More keystroke punching.
            The cartoon strips caught on.  It was like an uncontainable forest fire.  People became luridly fascinated by my brother’s creation.  They started to believe Big Jelly was real and not a figment of Davey’s fiendish imagination.  They wondered who among them would be next to cash in their chips.  They wanted to know if it was possible to “unfriend” Big Jelly from the social networking site, but there was no relief.
            Even newscasters and their entire contingent of cameramen were taking dives off the Aurora Bridge, the London Bridge, any bridge really, shouting, “Take that, Big Jelly!”
            Some strong-willed people demanded my brother’s head on a platter, but Davey holed up in a seedy apartment, pretending he was a heroin user or brokedown novelist. 
            It took some coaxing to get him to come to the door when I knocked.  When I squealed that my appendix had just burst, Davey bit the bait. 
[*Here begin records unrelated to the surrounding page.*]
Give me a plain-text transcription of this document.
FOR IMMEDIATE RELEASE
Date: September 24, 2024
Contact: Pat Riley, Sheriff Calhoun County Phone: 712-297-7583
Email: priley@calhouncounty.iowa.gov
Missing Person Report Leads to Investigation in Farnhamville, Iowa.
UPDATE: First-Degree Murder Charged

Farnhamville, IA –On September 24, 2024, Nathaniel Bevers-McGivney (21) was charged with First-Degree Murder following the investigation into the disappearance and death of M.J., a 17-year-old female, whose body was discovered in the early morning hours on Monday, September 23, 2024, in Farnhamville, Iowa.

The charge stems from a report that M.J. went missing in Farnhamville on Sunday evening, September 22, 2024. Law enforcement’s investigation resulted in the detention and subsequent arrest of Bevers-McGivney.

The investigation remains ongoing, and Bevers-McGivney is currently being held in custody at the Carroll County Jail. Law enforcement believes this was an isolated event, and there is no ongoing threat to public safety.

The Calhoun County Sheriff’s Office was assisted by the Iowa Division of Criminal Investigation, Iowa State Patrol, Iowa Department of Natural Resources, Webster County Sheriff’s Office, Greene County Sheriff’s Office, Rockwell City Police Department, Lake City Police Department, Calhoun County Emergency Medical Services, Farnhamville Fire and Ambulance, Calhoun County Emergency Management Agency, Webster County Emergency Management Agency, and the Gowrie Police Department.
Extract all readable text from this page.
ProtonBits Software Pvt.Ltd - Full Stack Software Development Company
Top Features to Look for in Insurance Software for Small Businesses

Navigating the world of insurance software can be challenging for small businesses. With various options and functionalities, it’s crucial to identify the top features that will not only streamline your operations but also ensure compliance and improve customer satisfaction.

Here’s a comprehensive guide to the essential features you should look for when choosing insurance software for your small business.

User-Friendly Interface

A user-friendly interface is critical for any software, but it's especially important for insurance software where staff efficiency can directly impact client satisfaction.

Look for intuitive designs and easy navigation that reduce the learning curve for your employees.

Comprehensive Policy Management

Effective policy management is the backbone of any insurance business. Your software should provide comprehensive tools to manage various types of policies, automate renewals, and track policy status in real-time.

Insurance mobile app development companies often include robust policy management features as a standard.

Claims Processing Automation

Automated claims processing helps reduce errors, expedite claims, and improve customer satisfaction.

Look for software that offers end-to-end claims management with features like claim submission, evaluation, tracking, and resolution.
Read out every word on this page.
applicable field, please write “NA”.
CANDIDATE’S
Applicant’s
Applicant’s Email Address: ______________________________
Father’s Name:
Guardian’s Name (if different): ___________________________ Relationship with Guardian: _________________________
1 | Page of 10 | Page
I’d been working out for just this moment, bench-pressing paint cans in the garage, tossing a zillion boomerangs to stray dogs.  Also I had rehearsed the scene so many times in my mind that when it actually did happen, it was familiar, like tasting my own backwash.
            I hooked Davey’s wrist first, then his elbow and flung him hard—boomerang practice had paid off.
The railing caught him at the hip.  Sound of bone breaking, sound of skin ripping.  Davey yelped, but his momentum could not be foiled and he tumbled topsy-turvy in the air.
Was it a messy landing?  Of course.  Did I feel bad about it?  No way.  The applause from all the people I’d invited for verification purposes was louder than a platoon of drunken sailors.
I took a bow.  Little hairs prickled on the back of my neck, right about where I’d tattooed my new nickname, the one I’d given myself: Big Jelly.

Now it’s me who does the sketching.  I’m not half bad either.
I like the brutal stuff: a screw driver plunged through the forehead; self-inflicted hangings with barbwire nooses; milkshakes mixed with chunks of glass. 
And I figure I’m going to start with the intellectuals first—poets and novelists.  Get them off their high horses, always putting us comic book junkies down.  It’s going to fun, but it’s going to be bloody.  And don’t think I can’t see you reading this, because I’ve got a pencil in hand and your time is just about up.